In an report to city council from David Kim, the Chief Administration Officer, said the dam construction itself is complete and now the focus is turning to the planned amenities for the area.
Groups that have stepped forward so far include Western Financial Group, Cranbrook Firefighters Association, Tyee Log Homes, BC Hydro, JCI Kootenays, Lions Club, Gyro Club and Rotary Club, College of the Rockies and the Freshwater Fisheries Society of BC.
The update included a list of projects that are on schedule to be completed by the summer. Those amenities include fishing docks, a replacement pier, a family picnic pavilion, an accessible trail system and riparian enhancements such as fish habitat structures and education projects.
According to Chris New, the Director of Leisure Services, two of the bigger projects — a new washroom and a new playground — may be deferred to later in the summer to allow more time for an archaeological study of the southern area.
“Basically the playground and the washroom will be deferred,” New said, “but we’re not ripping out the other ones, so at least we have something usable — usable and flushable on the north side and the usable playground.”
A family pavilion at the top of the tobogganing hill will be in place, while fishing docks and a timber frame structure for the water is ordered and on the way.
Other amenities could be announced over the coming weeks and months with help from partners, New added.
In addition to the dam and the planned amenities, the city has also been working to improve Joseph Creek on two fronts.
The Infrastructure Planning and Delivery department has been working on design projects to mitigate flooding along the creek.
Also, the city is working with the Blue Lake Forest Education Society to restore the Joseph Creek watershed and manage the waterways.
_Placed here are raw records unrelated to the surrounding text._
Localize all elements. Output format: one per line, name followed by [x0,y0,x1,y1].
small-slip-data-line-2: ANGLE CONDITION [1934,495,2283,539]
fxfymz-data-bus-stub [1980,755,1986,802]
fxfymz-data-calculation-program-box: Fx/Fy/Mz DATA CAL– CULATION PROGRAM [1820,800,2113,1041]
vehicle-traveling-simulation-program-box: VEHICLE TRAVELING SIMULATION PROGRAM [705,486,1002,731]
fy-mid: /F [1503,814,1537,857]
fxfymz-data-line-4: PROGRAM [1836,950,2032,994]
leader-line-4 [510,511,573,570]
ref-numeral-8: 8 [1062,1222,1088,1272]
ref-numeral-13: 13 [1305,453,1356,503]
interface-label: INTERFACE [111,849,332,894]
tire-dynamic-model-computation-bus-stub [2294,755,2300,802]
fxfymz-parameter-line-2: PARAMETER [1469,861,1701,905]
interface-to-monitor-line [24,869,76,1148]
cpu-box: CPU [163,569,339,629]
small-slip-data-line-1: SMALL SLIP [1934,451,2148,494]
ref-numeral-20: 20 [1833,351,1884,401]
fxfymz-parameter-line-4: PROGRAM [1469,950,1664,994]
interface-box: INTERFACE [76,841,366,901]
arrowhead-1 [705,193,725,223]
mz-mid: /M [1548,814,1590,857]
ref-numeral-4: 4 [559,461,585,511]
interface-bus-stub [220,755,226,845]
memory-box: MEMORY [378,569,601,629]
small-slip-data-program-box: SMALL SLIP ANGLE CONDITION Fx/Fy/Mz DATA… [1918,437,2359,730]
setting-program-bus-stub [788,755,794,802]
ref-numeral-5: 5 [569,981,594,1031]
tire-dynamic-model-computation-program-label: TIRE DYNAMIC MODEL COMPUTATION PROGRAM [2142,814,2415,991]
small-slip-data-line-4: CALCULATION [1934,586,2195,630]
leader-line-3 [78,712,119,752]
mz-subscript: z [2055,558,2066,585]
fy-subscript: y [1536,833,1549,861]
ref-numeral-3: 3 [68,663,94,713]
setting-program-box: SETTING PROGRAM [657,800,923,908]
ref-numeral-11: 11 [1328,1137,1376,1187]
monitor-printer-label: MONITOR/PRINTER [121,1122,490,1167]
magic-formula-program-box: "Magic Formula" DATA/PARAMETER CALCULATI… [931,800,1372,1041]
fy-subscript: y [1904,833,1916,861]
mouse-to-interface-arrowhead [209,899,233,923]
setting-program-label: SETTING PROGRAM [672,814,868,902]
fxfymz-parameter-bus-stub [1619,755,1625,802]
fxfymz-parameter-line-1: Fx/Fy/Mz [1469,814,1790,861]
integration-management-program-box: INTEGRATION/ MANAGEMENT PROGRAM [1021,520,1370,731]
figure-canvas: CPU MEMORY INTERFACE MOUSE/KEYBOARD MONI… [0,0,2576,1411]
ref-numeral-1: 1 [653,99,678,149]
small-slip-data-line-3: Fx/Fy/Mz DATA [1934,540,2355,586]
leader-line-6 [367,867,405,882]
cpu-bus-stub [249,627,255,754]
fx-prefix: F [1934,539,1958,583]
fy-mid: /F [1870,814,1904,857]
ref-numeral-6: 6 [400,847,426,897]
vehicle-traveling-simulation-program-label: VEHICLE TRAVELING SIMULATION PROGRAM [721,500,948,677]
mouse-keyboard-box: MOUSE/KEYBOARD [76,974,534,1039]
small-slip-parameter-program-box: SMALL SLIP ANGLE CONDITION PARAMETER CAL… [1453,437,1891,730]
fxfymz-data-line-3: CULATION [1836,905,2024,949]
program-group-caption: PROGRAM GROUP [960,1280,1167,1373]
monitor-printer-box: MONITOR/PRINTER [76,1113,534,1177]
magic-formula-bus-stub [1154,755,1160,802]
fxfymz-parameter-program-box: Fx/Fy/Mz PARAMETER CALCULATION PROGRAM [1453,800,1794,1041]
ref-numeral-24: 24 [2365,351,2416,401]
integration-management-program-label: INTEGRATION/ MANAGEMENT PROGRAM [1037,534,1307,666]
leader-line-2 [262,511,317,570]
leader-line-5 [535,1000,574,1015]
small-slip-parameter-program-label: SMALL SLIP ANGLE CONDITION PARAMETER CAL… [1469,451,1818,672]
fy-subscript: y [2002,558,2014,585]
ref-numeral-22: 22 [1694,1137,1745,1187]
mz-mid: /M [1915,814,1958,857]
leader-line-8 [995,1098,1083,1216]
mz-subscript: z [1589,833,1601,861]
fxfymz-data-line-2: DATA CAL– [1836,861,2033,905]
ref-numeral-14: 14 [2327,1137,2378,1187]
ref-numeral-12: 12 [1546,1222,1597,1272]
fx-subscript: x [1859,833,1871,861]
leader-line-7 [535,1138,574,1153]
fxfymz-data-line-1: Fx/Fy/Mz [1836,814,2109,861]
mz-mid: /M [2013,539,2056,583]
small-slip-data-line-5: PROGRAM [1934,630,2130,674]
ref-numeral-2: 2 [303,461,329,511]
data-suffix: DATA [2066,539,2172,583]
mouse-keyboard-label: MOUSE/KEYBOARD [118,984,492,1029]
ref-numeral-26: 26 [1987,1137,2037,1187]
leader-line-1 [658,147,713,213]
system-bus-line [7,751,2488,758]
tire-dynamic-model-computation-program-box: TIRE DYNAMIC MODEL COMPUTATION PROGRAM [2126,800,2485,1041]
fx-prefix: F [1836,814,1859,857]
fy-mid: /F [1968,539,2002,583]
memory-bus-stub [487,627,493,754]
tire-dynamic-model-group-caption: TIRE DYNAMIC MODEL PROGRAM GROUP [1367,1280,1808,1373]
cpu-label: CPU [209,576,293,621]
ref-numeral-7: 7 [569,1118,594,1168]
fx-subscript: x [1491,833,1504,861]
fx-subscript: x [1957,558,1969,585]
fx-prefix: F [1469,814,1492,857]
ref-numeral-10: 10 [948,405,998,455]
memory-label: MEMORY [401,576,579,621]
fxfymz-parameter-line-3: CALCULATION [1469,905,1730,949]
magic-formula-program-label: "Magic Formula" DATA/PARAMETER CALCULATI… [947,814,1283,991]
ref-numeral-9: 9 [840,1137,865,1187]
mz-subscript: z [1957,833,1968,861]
During the same meeting, city councillors also approved the submission of a grant application to the Federation of Canadian Municipalities Climate and Asset Management Network that would study the three major watersheds in the region: Joseph Creek, Jim Smith Creek and Hospital Creek.
The study will focus primarily on the the capacity of city’s waterways and how the urban stream channels and pipe infrastructure handle high-intensity rainfalls and snowfalls.
A staff report says the city has aging storm water infrastructure and reduced capacity creek channels, but need to further study is the timing and volume of runoff events from separate watersheds.
“What we want to do is do a complete study, clean it up where it should have been done before instead of just piecemeal-ed together,” said Mayor Lee Pratt, “and we know there’s problem areas that have to be dealt with so we decided to do a study on the whole creek and do the stormwater management the way it should be done and not just for today or tomorrow but have a long range vision.”
The grant would only cover the study; once that is complete, then further grants would have to be pursued to do any work, should council decide to move forward with any recommendations.